When I had told him the story he shook his head. “Beats me. But the carving is beautifully executed. Look how he finely he has done the exhaust and the air intake. You wouldn’t think you could carve such thin rods out of that brittle wood. It really is a work of art. I think that Rega would find that fascinating.”
“Who is Rega?” I asked. “I don’t know him.”
“Not him; her. She is the artist who works with us in the hangar.”
“I didn’t know that the Guardians included an artist.”
“She has only started working here lately.” He replied. “Before that she used to help out from time to time. Let me call her over.”
He went into the next room and returned with a youngish woman, shorter than the average and light skinned with a round face, she looked at me carefully.
“Hello,” she said. “I’m Rega. I believe that you have a mysterious artefact.”
I handed the model to her and she took it over to the window and examined it carefully.
“Yes, very well done.” She commented. “I wish I could get as good a likeness in my own pictures. Then we’d have no difficulty finding them.”
“What pictures do you do?” I asked.
“Missing persons, wanted criminals.” She answered. “Drawings that the Guardians can show to witnesses, that sort of thing.”
“Was it you that drew the pictures of Iliva? That was a pretty good likeness. How did you know her?”
“That was one of the drawings I did before I came to work here full time. But no, I had never met her. I worked with her husband and some of his friends who knew her well.”
“In that case, it was nearly a miracle. But I’m surprised you would work with a man like Manla Kulu and help him try to recapture a person who did not want to be with him.”
“That particular picture was relatively easy. The way I work, I sit with a number of people and I use chalk to draw a separate portrait based on what each of them tells me. I draw each feature and then the witness tells me what is wrong and I correct it.
I’ll draw the nose, for example, and they might say ‘It’s too long’ or ‘It has a kink’ or whatever, so I change it until they say I have that right and I go on, one feature at time, until I have a complete portrait from each witness.
Then I look at all the portraits and I combine them into one that is the best fit I can make from the different people’s perceptions. Iliva’s picture was easy because she had a strong face and the witnesses all agreed on what she looked like. Bringing all the different portraits to a single image was really easy.

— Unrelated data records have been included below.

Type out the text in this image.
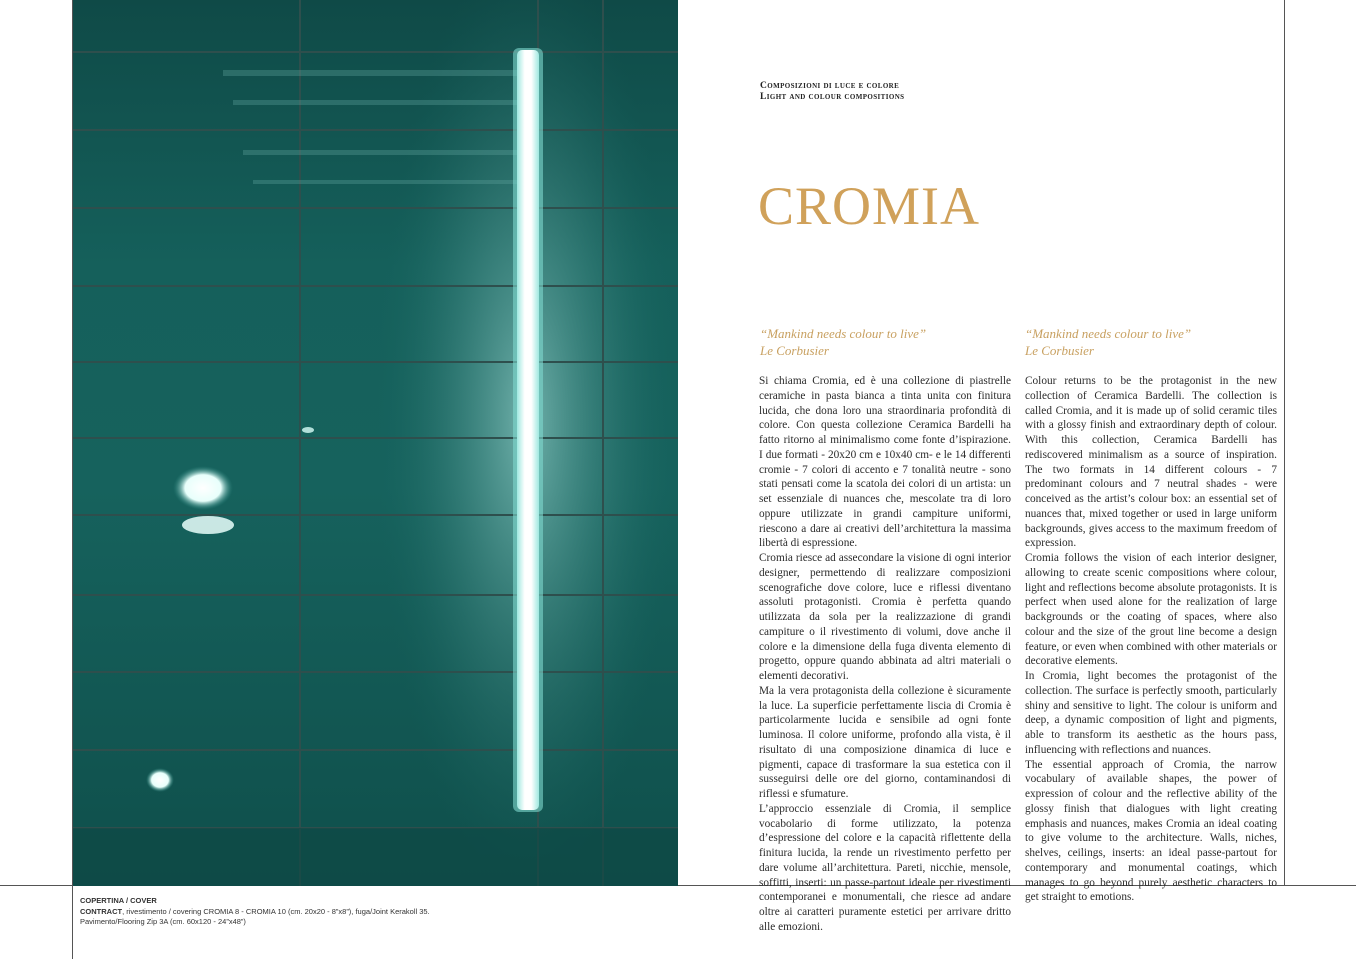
Composizioni di luce e colore
Light and colour compositions
CROMIA
“Mankind needs colour to live”
Le Corbusier
“Mankind needs colour to live”
Le Corbusier

Si chiama Cromia, ed è una collezione di piastrelle ceramiche in pasta bianca a tinta unita con finitura lucida, che dona loro una straordinaria profondità di colore. Con questa collezione Ceramica Bardelli ha fatto ritorno al minimalismo come fonte d’ispirazione. I due formati - 20x20 cm e 10x40 cm- e le 14 differenti cromie - 7 colori di accento e 7 tonalità neutre - sono stati pensati come la scatola dei colori di un artista: un set essenziale di nuances che, mescolate tra di loro oppure utilizzate in grandi campiture uniformi, riescono a dare ai creativi dell’architettura la massima libertà di espressione.

Cromia riesce ad assecondare la visione di ogni interior designer, permettendo di realizzare composizioni scenografiche dove colore, luce e riflessi diventano assoluti protagonisti. Cromia è perfetta quando utilizzata da sola per la realizzazione di grandi campiture o il rivestimento di volumi, dove anche il colore e la dimensione della fuga diventa elemento di progetto, oppure quando abbinata ad altri materiali o elementi decorativi.

Ma la vera protagonista della collezione è sicuramente la luce. La superficie perfettamente liscia di Cromia è particolarmente lucida e sensibile ad ogni fonte luminosa. Il colore uniforme, profondo alla vista, è il risultato di una composizione dinamica di luce e pigmenti, capace di trasformare la sua estetica con il susseguirsi delle ore del giorno, contaminandosi di riflessi e sfumature.

L’approccio essenziale di Cromia, il semplice vocabolario di forme utilizzato, la potenza d’espressione del colore e la capacità riflettente della finitura lucida, la rende un rivestimento perfetto per dare volume all’architettura. Pareti, nicchie, mensole, soffitti, inserti: un passe-partout ideale per rivestimenti contemporanei e monumentali, che riesce ad andare oltre ai caratteri puramente estetici per arrivare dritto alle emozioni.

Colour returns to be the protagonist in the new collection of Ceramica Bardelli. The collection is called Cromia, and it is made up of solid ceramic tiles with a glossy finish and extraordinary depth of colour. With this collection, Ceramica Bardelli has rediscovered minimalism as a source of inspiration. The two formats in 14 different colours - 7 predominant colours and 7 neutral shades - were conceived as the artist’s colour box: an essential set of nuances that, mixed together or used in large uniform backgrounds, gives access to the maximum freedom of expression.

Cromia follows the vision of each interior designer, allowing to create scenic compositions where colour, light and reflections become absolute protagonists. It is perfect when used alone for the realization of large backgrounds or the coating of spaces, where also colour and the size of the grout line become a design feature, or even when combined with other materials or decorative elements.

In Cromia, light becomes the protagonist of the collection. The surface is perfectly smooth, particularly shiny and sensitive to light. The colour is uniform and deep, a dynamic composition of light and pigments, able to transform its aesthetic as the hours pass, influencing with reflections and nuances.

The essential approach of Cromia, the narrow vocabulary of available shapes, the power of expression of colour and the reflective ability of the glossy finish that dialogues with light creating emphasis and nuances, makes Cromia an ideal coating to give volume to the architecture. Walls, niches, shelves, ceilings, inserts: an ideal passe-partout for contemporary and monumental coatings, which manages to go beyond purely aesthetic characters to get straight to emotions.

COPERTINA / COVER
CONTRACT, rivestimento / covering CROMIA 8 - CROMIA 10 (cm. 20x20 - 8”x8”), fuga/Joint Kerakoll 35.
Pavimento/Flooring Zip 3A (cm. 60x120 - 24”x48”)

As far as whether I should have helped her husband, I wouldn’t know. Drawing good pictures is hard enough without questioning every job that I am asked to do. I couldn’t take each commission and say to the Guardians ‘You shouldn’t be looking for this person!’ That would be silly. My job is to draw the pictures. The Guardians find the people. The Gardeners’ Courts decide whether they are guilty or not.
I can’t know on the basis of what people look like whether they have committed a crime. All I can do is just to draw as best I can.”
“And if the witnesses disagree about what someone looks like?” I looked at her. “What happens then?”
“That depends on the circumstances.” She replied “Sometimes there is a general agreement but with one that is so different that you just discard that input. Other times you find that one witness has noticed something – a scar perhaps, or a particular feature that the others have missed and it is enough just to add that feature in to the general portrait. Most of the time there is enough agreement to create a composite that people can recognise and it’s good enough for the purpose.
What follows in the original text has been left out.